Lo scontro Cina-Stati Uniti non favorisce la negoziazione sul debito pubblico dei paesi più a rischio.
Mentre i flussi di capitale sono diminuiti considerevolmente dal loro picco del 2007 di 12 trilioni di dollari (22% del PIL globale) - una tendenza iniziata con la crisi del 2008 - l’integrazione economica nel mondo rimane forte. Il commercio globale totale di beni e servizi supera i 40 trilioni di dollari, un aumento di dieci volte dal 1990.
Ma, dal 2016 al 2021, le restrizioni commerciali sono quasi raddoppiate, principalmente a causa delle tensioni tra Stati Uniti e Cina. In effetti, la frammentazione – come la globalizzazione prima di essa – non sarebbe possibile senza la Cina, la cui ascesa ha trasformato la concorrenza regionale per l’influenza economica, finanziaria e geopolitica in una di tipo globale.

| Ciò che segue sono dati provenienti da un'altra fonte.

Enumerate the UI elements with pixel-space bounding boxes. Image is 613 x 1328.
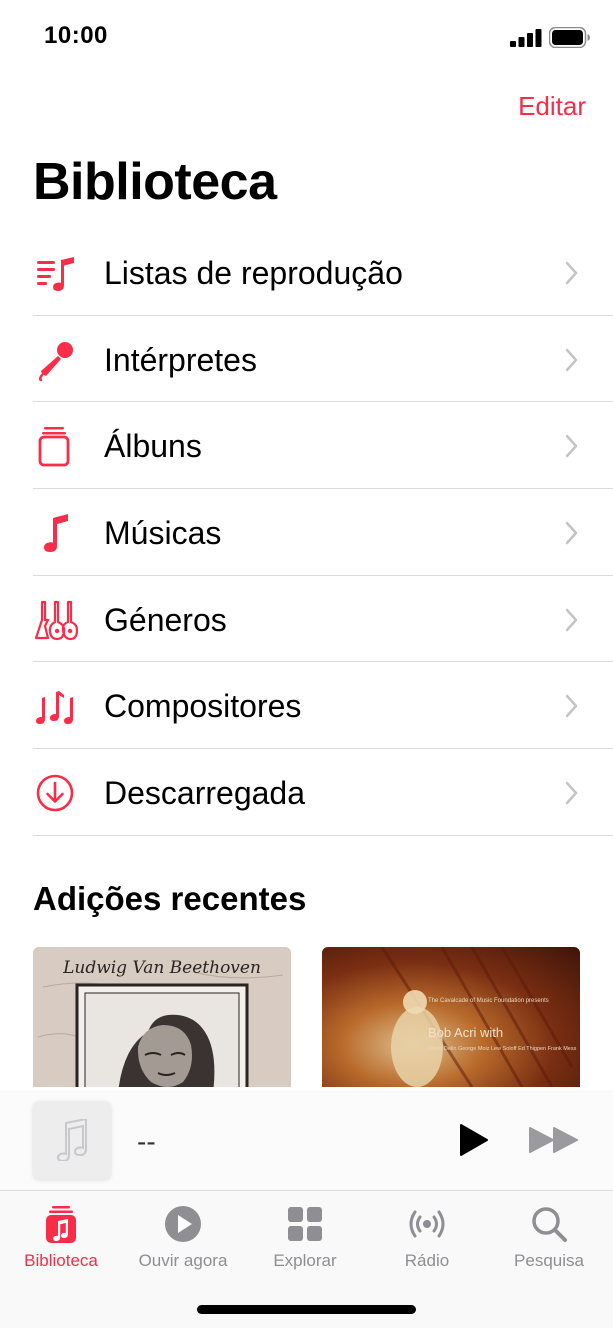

Mentre alcuni sperano di bilanciare rivalità politica con opportunismo economico (vedi l’Europa), le dinamiche sono ovviamente complesse.
Anche la crisi del COVID-19 e la guerra della Russia contro l’Ucraina hanno contribuito alla frammentazione, poiché hanno stimolato i paesi ad abbracciare politiche di «near-shoring» e «friend-shoring» con un crescente senso di urgenza. La pandemia ha dimostrato che l’efficienza e l’efficacia in termini di costi non vanno di pari passo con la sicurezza economica. Ma mentre sono necessari aggiustamenti per rafforzare la resilienza della catena di approvvigionamento, il ritorno a un mondo diviso in blocchi economici (e geopolitici) comporta seri rischi.